Battery Park City resident Rosalie Joseph is known in this community and elsewhere for helping people in need and not just with money. Her charitable work is infused with compassion and empathy. At this time of year, she devotes herself to Stockings With Care, a charity that she co-founded 19 years ago to “grant the gift wishes of children in crisis while preserving the dignity of the family and honoring the individuality of the child.” As Joseph explained, “I used to volunteer at Coalition for the Homeless holiday parties. Children would grab a gift from a pile. It was impersonal. It had nothing to do with who the child was and the parent’s dignity was compromised.” Stockings With Care, on the other hand, gets children’s wish lists from five social service agencies and pairs the children with “secret Santas,” who buy what the child desires. The gifts are wrapped by Joseph and volunteers and given to the child’s parent to present on Christmas morning.

“All the kids know that somehow Santa found them,” Joseph said, “or that their parent managed to get them something special for the holiday.”

Though it costs between $50 and $100 to be a Santa, some people who want to do this sign on with friends and share the expense. Stockings With Care gets wish lists from around 2,000 children each year, but not all of them have Santas.

“We always run a few hundred short,” said Joseph, so donations of money to Stockings With Care are also welcome, enabling Joseph’s volunteers to go shopping for these children.
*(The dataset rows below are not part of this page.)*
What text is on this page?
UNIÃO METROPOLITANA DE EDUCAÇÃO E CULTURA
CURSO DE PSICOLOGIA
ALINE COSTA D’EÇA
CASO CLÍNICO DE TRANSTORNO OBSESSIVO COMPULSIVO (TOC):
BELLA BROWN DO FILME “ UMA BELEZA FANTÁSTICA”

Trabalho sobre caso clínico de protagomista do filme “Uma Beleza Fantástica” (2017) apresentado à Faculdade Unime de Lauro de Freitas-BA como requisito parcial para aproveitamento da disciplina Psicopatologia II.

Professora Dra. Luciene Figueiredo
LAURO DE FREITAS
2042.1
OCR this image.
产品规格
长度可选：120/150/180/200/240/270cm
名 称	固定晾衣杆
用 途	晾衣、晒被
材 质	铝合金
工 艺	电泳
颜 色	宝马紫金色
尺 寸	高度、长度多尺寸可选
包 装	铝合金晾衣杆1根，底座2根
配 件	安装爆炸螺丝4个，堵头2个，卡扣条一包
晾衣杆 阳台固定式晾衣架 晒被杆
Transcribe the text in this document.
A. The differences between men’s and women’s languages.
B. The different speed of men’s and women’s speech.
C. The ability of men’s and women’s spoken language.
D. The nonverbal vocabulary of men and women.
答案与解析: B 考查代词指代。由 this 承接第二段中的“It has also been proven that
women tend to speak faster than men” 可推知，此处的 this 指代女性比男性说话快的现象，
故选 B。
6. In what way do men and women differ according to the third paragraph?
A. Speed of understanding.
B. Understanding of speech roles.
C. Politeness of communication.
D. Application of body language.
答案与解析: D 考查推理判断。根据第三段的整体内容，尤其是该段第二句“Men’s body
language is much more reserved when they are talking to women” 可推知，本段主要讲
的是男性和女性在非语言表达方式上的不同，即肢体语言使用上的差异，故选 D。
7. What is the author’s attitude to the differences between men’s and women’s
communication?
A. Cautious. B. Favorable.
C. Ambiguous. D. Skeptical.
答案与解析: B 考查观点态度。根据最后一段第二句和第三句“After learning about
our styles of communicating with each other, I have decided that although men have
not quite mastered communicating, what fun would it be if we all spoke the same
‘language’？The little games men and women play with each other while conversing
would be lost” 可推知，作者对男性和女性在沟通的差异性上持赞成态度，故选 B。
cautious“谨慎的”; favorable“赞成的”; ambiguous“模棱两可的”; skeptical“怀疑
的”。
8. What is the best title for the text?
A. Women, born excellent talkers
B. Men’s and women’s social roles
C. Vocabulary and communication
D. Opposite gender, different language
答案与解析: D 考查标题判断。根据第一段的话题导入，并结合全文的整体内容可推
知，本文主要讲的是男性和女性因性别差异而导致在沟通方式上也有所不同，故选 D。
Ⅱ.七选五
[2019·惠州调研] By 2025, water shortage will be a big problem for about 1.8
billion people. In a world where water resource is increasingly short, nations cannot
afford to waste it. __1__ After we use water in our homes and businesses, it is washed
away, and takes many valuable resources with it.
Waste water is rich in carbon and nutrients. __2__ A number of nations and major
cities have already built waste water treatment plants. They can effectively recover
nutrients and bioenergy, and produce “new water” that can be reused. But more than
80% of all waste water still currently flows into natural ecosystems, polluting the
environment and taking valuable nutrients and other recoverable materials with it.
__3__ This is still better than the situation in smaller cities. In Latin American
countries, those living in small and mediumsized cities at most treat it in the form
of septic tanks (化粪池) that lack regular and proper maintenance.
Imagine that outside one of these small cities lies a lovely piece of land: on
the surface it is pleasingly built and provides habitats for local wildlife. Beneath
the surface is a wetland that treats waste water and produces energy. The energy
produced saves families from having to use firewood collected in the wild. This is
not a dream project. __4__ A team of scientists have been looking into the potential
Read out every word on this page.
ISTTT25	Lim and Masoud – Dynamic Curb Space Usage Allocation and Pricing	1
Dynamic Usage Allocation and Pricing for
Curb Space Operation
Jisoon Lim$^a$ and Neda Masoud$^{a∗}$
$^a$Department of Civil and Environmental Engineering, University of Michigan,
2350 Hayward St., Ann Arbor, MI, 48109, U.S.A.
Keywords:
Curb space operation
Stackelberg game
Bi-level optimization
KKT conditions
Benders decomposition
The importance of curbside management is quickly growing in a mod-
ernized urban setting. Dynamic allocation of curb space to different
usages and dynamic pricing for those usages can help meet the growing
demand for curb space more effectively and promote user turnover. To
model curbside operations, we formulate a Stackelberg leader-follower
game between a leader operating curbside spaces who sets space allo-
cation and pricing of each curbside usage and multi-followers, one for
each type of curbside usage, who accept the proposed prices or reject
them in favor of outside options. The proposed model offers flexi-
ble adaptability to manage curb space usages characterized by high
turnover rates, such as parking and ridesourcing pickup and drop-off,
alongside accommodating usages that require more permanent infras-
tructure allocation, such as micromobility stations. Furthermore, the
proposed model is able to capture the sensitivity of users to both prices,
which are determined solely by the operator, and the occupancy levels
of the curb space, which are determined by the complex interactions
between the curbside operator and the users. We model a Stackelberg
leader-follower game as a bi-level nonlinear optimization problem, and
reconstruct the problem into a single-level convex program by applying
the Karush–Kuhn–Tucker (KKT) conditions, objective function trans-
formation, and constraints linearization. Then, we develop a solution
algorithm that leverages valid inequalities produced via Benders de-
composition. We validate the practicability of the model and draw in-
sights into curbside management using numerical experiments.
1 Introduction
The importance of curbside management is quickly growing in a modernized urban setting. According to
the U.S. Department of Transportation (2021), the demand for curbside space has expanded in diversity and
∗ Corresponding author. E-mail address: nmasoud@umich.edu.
Stockings With Care wraps and presents between 4,500 and 5,000 gifts each holiday season.

“This does as much for the donors as it does for the kids,” Ms Joseph commented. “They tell us that it fills them with joy. They wake up on Christmas morning thinking about their child opening their gifts.”

The kids, who range in age from infants to teens, ask for all the usual: toys, games, music, stuffed animals — and practical things like clothes. One year, a child asked for dog food so that the family wouldn’t have to give away its dog. Stockings With Care provided a year’s supply of dog food.

For more information on how to become a Santa, or to donate or volunteer for Stockings With Care, go to https://www.stockingswithcare.org/.


As noted in previous Battery Park City Beat columns, Steamers Landing and SouthWest NY in Battery Park City will be open on Thanksgiving Day from noon to 9 p.m. as will Merchants Café just across West Street at 90 Washington St. And as also previously noted, SouthWest NY will have a community table, with seating at 4 p.m. so that people who might otherwise be dining alone on Thanksgiving Day can enjoy a meal with neighbors. (Call 212-945-0528 for more information or reservations. The price at the community table for a three-course dinner is $25.95 plus tax and tip, and it includes tea, coffee, soda and a glass of house wine.) Here are some other Thanksgiving dining options near Battery Park City: Battery Gardens (inside Battery Park, opposite 17 State St.). Three-course Thanksgiving menu includes deserts. Reservations required. $60. (212) 809-5508. SHO Shaun Hergatt, 40 Broad St. (inside the Setai). Three-course meal with seating from 1:30 p.m.-7 p.m. Reservations required. $79 (adults); $39.50 for children (12 and under). (212) 809-3993. Harry’s Cafe & Steak, One Hanover Square. Four-course Thanksgiving menu served from 1 p.m. to 8 p.m. Reservations recommended. $58 (adults); $25 (children). (212) 785-9200. Wall & Water, 75 Wall St. (in the Andaz Wall Street Hotel). Four courses served from 1 p.m. to 7 p.m. including a Raw Bar. Reservations required. $65. (212) 699-1700. Cosmopolitan Café, 125 Chambers St. Three-course meal served from 11 a.m. to 10 p.m. with a choice of appetizers and desserts and a main course including traditional roast turkey dinner. Reservations. (212) 766-3787. $30. Around the corner at 95 West Broadway, the Cosmo Café will be open for breakfast, lunch, desserts and coffee starting at 7 a.m. and will serve a Thanksgiving dinner in a crepe for $9.50 along with the usual menu. By the way, the Downtown Alliance’s Connection bus service that links the South Street Seaport with Broadway at City Hall will not run on Thanksgiving.